Für einen Tag veranschlage ich 900 g für Nahrung und 200 g (etwa 250 ml) Benzin. Bei 14 Tagen wären es also 15,4 Kilo, die du nach und nach verbrauchst. Wenn deine Ausrüstung in der Pulka ohne diese Verbrauchsgüter also bei etwa 25-30 kg landet, dann ist das Gewicht im normalen Rahmen. Dazu kommen dann noch rund 10 kg am Körper (Kleidung, Ski, Stöcke).

Pulka ultralight?

Die großen Pulkahersteller haben bzw. hatten zwischenzeitlich sehr leichte Modelle auf dem Markt, die durch die Verwendung moderner Materialien wie Kevlar und Kohlefaser Gewicht einsparen. Ich habe selbst keine praktischen Erfahrungen damit, aber sehr unterschiedliche Rückmeldungen dazu erhalten. Besonders bei einem Zusammenprall mit einem Felsen können Risse entstehen, die sich schwerer flicken lassen als es mit den bewährten Verbundstoffen möglich ist. Außerdem greifst du für diese Modelle etwa doppelt so tief in die Tasche wie für die normale Ausführung. Wenn du bereits bist, so viel Geld für eine leichtere Pulka auszugeben, schau dir die etablierte Acapulka Featherlight 120 an. Es gibt auch noch größere Modelle, aber dann füllst du den Raum ja doch nur mit neuem Gewicht.

Eine günstige Alternative ist es, die Paris Pulka mit einem Seil zu ziehen und auf eine möglichst leichte Tasche zu setzen. So wird ein Pulka Gewicht mit weniger als 4 Kilo für Pulka, Tasche, Seil und UL-Gurt möglich.

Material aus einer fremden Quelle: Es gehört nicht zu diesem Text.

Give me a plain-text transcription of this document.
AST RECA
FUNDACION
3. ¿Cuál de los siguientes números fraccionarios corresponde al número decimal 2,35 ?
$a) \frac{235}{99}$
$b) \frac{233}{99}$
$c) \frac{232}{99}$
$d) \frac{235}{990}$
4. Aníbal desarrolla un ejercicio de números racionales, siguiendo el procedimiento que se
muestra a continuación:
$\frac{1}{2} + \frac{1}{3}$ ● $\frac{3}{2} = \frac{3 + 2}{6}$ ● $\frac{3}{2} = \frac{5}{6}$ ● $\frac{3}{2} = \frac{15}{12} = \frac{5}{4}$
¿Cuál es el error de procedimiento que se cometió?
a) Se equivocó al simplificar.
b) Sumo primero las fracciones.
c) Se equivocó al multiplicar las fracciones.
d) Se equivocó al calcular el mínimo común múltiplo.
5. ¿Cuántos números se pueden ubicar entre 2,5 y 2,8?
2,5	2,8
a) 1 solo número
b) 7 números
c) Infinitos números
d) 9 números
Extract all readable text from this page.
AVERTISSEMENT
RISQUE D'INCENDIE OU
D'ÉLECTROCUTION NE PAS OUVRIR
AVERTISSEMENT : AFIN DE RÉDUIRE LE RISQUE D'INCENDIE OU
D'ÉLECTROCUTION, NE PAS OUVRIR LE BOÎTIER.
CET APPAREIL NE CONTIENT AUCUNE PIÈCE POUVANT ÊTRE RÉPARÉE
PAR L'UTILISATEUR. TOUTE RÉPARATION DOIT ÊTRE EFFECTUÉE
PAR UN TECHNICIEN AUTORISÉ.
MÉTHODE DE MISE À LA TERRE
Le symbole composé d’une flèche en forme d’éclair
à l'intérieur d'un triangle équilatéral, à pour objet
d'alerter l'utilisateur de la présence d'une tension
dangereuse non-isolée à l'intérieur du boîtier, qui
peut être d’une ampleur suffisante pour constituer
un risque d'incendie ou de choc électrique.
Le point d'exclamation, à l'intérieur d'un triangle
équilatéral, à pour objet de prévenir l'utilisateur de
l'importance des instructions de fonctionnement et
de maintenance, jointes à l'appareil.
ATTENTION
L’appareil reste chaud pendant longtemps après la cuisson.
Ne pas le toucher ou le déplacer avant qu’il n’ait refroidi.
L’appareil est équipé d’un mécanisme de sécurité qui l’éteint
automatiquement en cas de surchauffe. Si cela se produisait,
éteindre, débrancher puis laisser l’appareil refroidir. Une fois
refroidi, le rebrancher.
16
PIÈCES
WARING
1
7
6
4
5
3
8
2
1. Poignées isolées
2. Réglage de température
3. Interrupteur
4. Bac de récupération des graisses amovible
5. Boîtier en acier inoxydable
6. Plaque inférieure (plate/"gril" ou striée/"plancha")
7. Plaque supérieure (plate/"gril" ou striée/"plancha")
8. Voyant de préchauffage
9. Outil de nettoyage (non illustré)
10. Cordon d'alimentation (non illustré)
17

Eigenbauten wie meine Ultraleichte Pulka sind kein vollwertiger Ersatz und damit im Zweifel „Spielerei“. Für eine Hüttentour mit Rucksack würde ich sie trotzdem weiterhin in Betracht ziehen.

Hinterfrage deine Packliste

Es wird hier nicht um typische ultraleichte Ausrüstung gehen. Viele als ultralight bezeichnete Ausrüstungsgegenstände gehen Kompromisse in der Robustheit ein und haben damit im Winter nichts zu suchen. Aber ich weiß, dass der Ansatz der Ultraleicht-Bewegung oft einfach falsch verstanden wird. Es dreht sich bei UL vor allem darum, die Ausrüstung so weit wie möglich zu reduzieren und nichts Unnötiges mitzunehmen. Übertragen wir das auf ein Winterzelt, ist ein 30 d Außenzelt im nordischen Winter nun einmal Mindestmaß und schwerer als ein UL-Sommerzelt. Aber brauche ich wirklich eine GT-Apsis? Die Leitfragen sind durchaus ähnlich und können zum Beispiel sein:

  • Wie schwer ist deine Packliste insgesamt und wie hoch ist der Druck zu reduzieren?
  • Welche Gegenstände sind sicherheitsrelevant und welche eher Luxus?
  • Welche Annehmlichkeiten möchtest du dir ganz bewusst gönnen?
  • Brauchst du Ersatz? Oder kannst du durch doppelte Nutzung etwas einsparen? (z. B. Ski und Stöcke als Schneeheringe)
  • Wenn du den Gegenstand verlierst, musst du dann die Tour abbrechen?
  • Wie kannst du das Gewicht jedes einzelnen Gegenstandes (durch Tuning) verringern? (Sicherheit und Robustheit haben höchste Relevanz!)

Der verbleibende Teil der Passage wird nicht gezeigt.